In order to achieve a high degree of focused management attention that’s needed for sustainable, profitable growth, leaders need to shift attention to what creates value for customers. This can best be accomplished when there is close integration between customer journey maps and the end-to-end processes that create value for customers at key touchpoints. That typically calls for close collaboration between CX teams and BPM teams. By viewing the business in a process context from the customer’s point of view, leaders will be better able to identify the metrics of quality and timeliness that matter most to customers. BPM also provides leaders with a different – and more balanced lens – to prioritize projects and encourages the integration of technologies such as robotic process automation (RPA) and process mining.

Modeling small processes inside departmental boundaries also has to come to an end. When BPM is limited to examining processes within departmental silos, its power to drive collaboration is severely limited. However, when BPM is deployed as a management discipline to examine large, cross-functional, customer touching process, it helps executives avoid the pitfall of being too internally focused.  In this way, some of the major pitfalls to avoid in digital transformation can be avoided – such as launching too many digital projects at the same time, deploying tools individually instead of integrating them for optimal impact and avoiding unspoken disagreement among senior leaders on objectives. Then, BPM can be instrumental in identifying the high gain projects – and it can shine a light on the importance of how digital projects affect the entire company and serve to break down both departmental and data silos.

A customer centered, process based view of business can also help companies recognize that success with digital transformation is more about talent – than technology.

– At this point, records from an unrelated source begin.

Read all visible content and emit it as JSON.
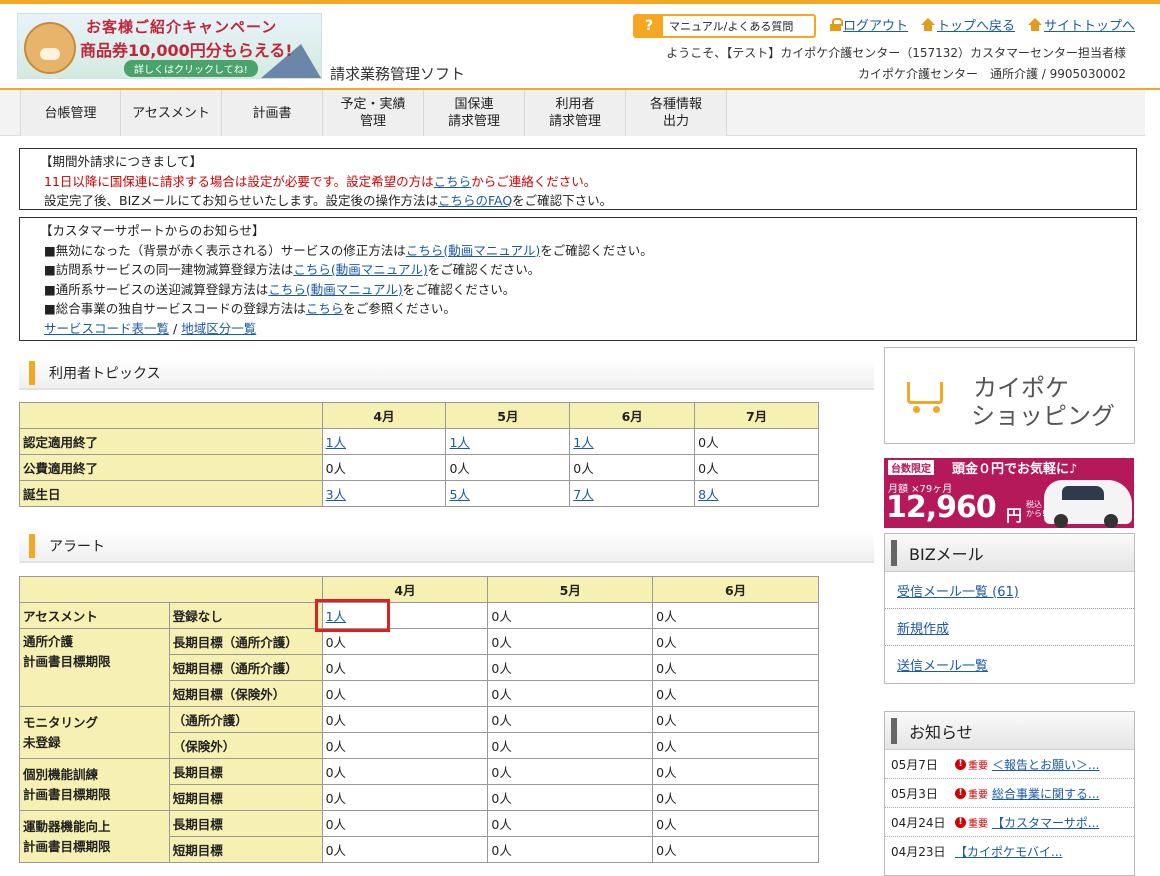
{
  "header": {
    "banner": {
      "line1": "お客様ご紹介キャンペーン",
      "line2": "商品券10,000円分もらえる!",
      "line3": "詳しくはクリックしてね!"
    },
    "app_title": "請求業務管理ソフト",
    "help_button": "マニュアル/よくある質問",
    "help_icon": "?",
    "logout": "ログアウト",
    "top": "トップへ戻る",
    "site_top": "サイトトップへ",
    "welcome": "ようこそ、【テスト】カイポケ介護センター（157132）カスタマーセンター担当者様",
    "office": "カイポケ介護センター　通所介護 / 9905030002"
  },
  "nav": {
    "items": [
      {
        "label": "台帳管理"
      },
      {
        "label": "アセスメント"
      },
      {
        "label": "計画書"
      },
      {
        "label": "予定・実績\n管理"
      },
      {
        "label": "国保連\n請求管理"
      },
      {
        "label": "利用者\n請求管理"
      },
      {
        "label": "各種情報\n出力"
      }
    ]
  },
  "notice1": {
    "title": "【期間外請求につきまして】",
    "red_text": "11日以降に国保連に請求する場合は設定が必要です。設定希望の方は",
    "red_link": "こちら",
    "red_tail": "からご連絡ください。",
    "line2": "設定完了後、BIZメールにてお知らせいたします。設定後の操作方法は",
    "line2_link": "こちらのFAQ",
    "line2_tail": "をご確認下さい。"
  },
  "notice2": {
    "title": "【カスタマーサポートからのお知らせ】",
    "l1": "■無効になった（背景が赤く表示される）サービスの修正方法は",
    "l1_link": "こちら(動画マニュアル)",
    "l1_tail": "をご確認ください。",
    "l2": "■訪問系サービスの同一建物減算登録方法は",
    "l2_link": "こちら(動画マニュアル)",
    "l2_tail": "をご確認ください。",
    "l3": "■通所系サービスの送迎減算登録方法は",
    "l3_link": "こちら(動画マニュアル)",
    "l3_tail": "をご確認ください。",
    "l4": "■総合事業の独自サービスコードの登録方法は",
    "l4_link": "こちら",
    "l4_tail": "をご参照ください。",
    "link_a": "サービスコード表一覧",
    "sep": "/",
    "link_b": "地域区分一覧"
  },
  "topics": {
    "title": "利用者トピックス",
    "months": [
      "4月",
      "5月",
      "6月",
      "7月"
    ],
    "rows": [
      {
        "label": "認定適用終了",
        "values": [
          "1人",
          "1人",
          "1人",
          "0人"
        ]
      },
      {
        "label": "公費適用終了",
        "values": [
          "0人",
          "0人",
          "0人",
          "0人"
        ]
      },
      {
        "label": "誕生日",
        "values": [
          "3人",
          "5人",
          "7人",
          "8人"
        ]
      }
    ]
  },
  "alerts": {
    "title": "アラート",
    "months": [
      "4月",
      "5月",
      "6月"
    ],
    "groups": [
      {
        "label": "アセスメント",
        "rows": [
          {
            "sub": "登録なし",
            "values": [
              "1人",
              "0人",
              "0人"
            ]
          }
        ]
      },
      {
        "label": "通所介護\n計画書目標期限",
        "rows": [
          {
            "sub": "長期目標（通所介護）",
            "values": [
              "0人",
              "0人",
              "0人"
            ]
          },
          {
            "sub": "短期目標（通所介護）",
            "values": [
              "0人",
              "0人",
              "0人"
            ]
          },
          {
            "sub": "短期目標（保険外）",
            "values": [
              "0人",
              "0人",
              "0人"
            ]
          }
        ]
      },
      {
        "label": "モニタリング\n未登録",
        "rows": [
          {
            "sub": "（通所介護）",
            "values": [
              "0人",
              "0人",
              "0人"
            ]
          },
          {
            "sub": "（保険外）",
            "values": [
              "0人",
              "0人",
              "0人"
            ]
          }
        ]
      },
      {
        "label": "個別機能訓練\n計画書目標期限",
        "rows": [
          {
            "sub": "長期目標",
            "values": [
              "0人",
              "0人",
              "0人"
            ]
          },
          {
            "sub": "短期目標",
            "values": [
              "0人",
              "0人",
              "0人"
            ]
          }
        ]
      },
      {
        "label": "運動器機能向上\n計画書目標期限",
        "rows": [
          {
            "sub": "長期目標",
            "values": [
              "0人",
              "0人",
              "0人"
            ]
          },
          {
            "sub": "短期目標",
            "values": [
              "0人",
              "0人",
              "0人"
            ]
          }
        ]
      }
    ]
  },
  "sidebar": {
    "shop_line1": "カイポケ",
    "shop_line2": "ショッピング",
    "car_ad": {
      "tag": "台数限定",
      "headline": "頭金０円でお気軽に♪",
      "monthly": "月額 ×79ヶ月",
      "price": "12,960",
      "yen": "円",
      "tax": "税込\nから!"
    },
    "biz": {
      "title": "BIZメール",
      "items": [
        "受信メール一覧 (61)",
        "新規作成",
        "送信メール一覧"
      ]
    },
    "news": {
      "title": "お知らせ",
      "important_icon": "!",
      "items": [
        {
          "date": "05月7日",
          "important": "重要",
          "text": "＜報告とお願い＞..."
        },
        {
          "date": "05月3日",
          "important": "重要",
          "text": "総合事業に関する..."
        },
        {
          "date": "04月24日",
          "important": "重要",
          "text": "【カスタマーサポ..."
        },
        {
          "date": "04月23日",
          "important": "",
          "text": "【カイポケモバイ..."
        }
      ]
    }
  }
}
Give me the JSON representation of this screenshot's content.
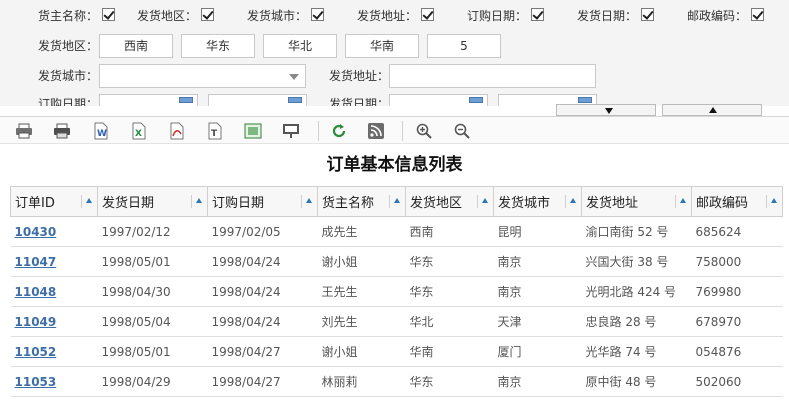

This will only happen when organizations put people first, drive projects from the top and place emphasis on quality – not quantity. In other words, focus on the high potential projects that create value for customers and also invest in soft skills needed for success with change management.  According to MIT Sloan, more mature digital organizations don’t tolerate skill gaps. More than 75% of respondents from these companies agree that their organizations need to build the necessary skills to capitalize on digital trends.

By focusing on what matters to customers and ceasing to expend energy in modeling small processes within departmental boundaries, organizations can position themselves to define the critical few value creating processes that need improvement or perhaps even redesign. This then sets up an important dialogue on where to improve the value streams or end-to-end processes that form the core of the organization’s operating model. That increases the likelihood of success with digital transformation – as management attention is shifted to concentrate on three key areas: customer experience, operational processes and operating models.